Closed andersjohansson closed 1 year ago

andersjohansson commented 1 year ago

This is a simpler variant of #744.

I am not sure about whether it is smart to transform a list to a hash table in this way, compared to generating a hash-table from the beginning. A hash table should be most suitable for lookup (citar-is-cited) though.

andersjohansson commented 1 year ago

This seems to work ok at least for smaller org, markdown and latex files. Haven’t tested extensively for lager files.

bdarcus commented 1 year ago

I am not sure about whether it is smart to transform a list to a hash table in this way, compared to generating a hash-table from the beginning.

My question as well, particularly since we now rely on hash tables so pervasively.

I haven't looked; do you have a handle on how easy that change would be?

If easy and straightforward, perhaps we should just do it?

Or on the flip side, for lists of keys, maybe a list is just fine?

Particularly if package make that convenient?

Do you need a hash table here?

bdarcus commented 1 year ago

This is weird. It says I closed this, but I didn't; at least not intentionally!

Maybe because it is set to merge to a branch I deleted?

Can you switch it to main @andersjohansson?

Hmm ... since I can't change it, you probably can't either.

I'm guessing the solution is to open a new PR from the same branch, but against main.

andersjohansson commented 1 year ago

Why do you it here? My intention was all the indicators could be decoupled from this sort of code.

That would be good. But wouldn’t the other alternative be to do it in the indicator-function, which is run once for every (visible ?) key that is up for completion (if my understanding of affixation functions is correct). We only want to parse the buffer once, and then do lookups in the hash-table (is my idea). Or am I missing something?

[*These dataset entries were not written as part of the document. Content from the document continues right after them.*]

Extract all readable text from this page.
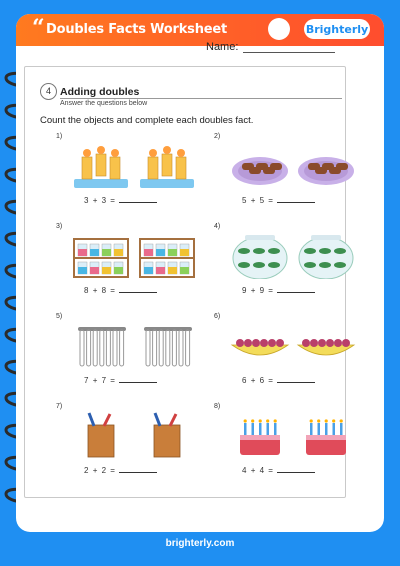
“ Doubles Facts Worksheet	Brighterly
Name:
4 Adding doubles
Answer the questions below
Count the objects and complete each doubles fact.
1)
3 + 3 =
2)
5 + 5 =
3)
8 + 8 =
4)
9 + 9 =
5)
7 + 7 =
6)
6 + 6 =
7)
2 + 2 =
8)
4 + 4 =
brighterly.com
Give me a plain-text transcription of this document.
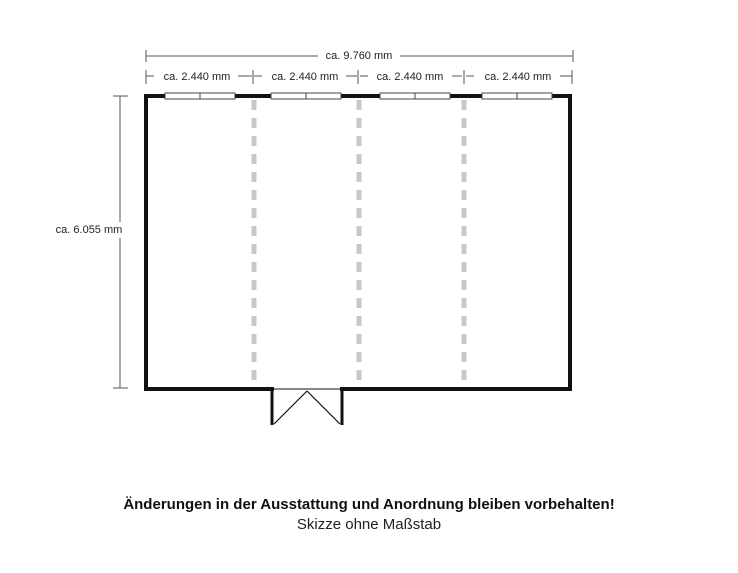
ca. 9.760 mm
ca. 2.440 mm	ca. 2.440 mm	ca. 2.440 mm	ca. 2.440 mm
ca. 6.055 mm
Änderungen in der Ausstattung und Anordnung bleiben vorbehalten!
Skizze ohne Maßstab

bdarcus commented 1 year ago

Why do you it here? My intention was all the indicators could be decoupled from this sort of code. That would be good. But wouldn’t the other alternative be to do it in the indicator-function, which is run once for every (visible ?) key that is up for completion (if my understanding of affixation functions is correct).

Yes. That's how the indicators work, to ensure they're always up-to-date.

We only want to parse the buffer once, and then do lookups in the hash-table (is my idea). Or am I missing something?

The buffer changes, and every time you add or remove a citation you'd want the UI to update?

Same with bib files, notes, files, etc.

Do you find the performance problematic without the (cached) hash table?

Edit: if in the end this or other indicators needs a hash table, we could maybe store them in the indicator struct, just as we do with the bib stuff?

bdarcus commented 1 year ago

Maybe try with this as the function and see what happens?

(defun citar-is-cited ()
  "Return function to check if reference is cited in buffer."
  (let ((iscited
         (citar--major-mode-function 'list-keys #'ignore)))
    (lambda (citekey)
      (member citekey iscited))))

It's the simplest approach, without creating a cache, or even a hash table.

But I think it may work because the list shouldn't be long, and the values are citekeys, so the same as the keys in the larger hash tables.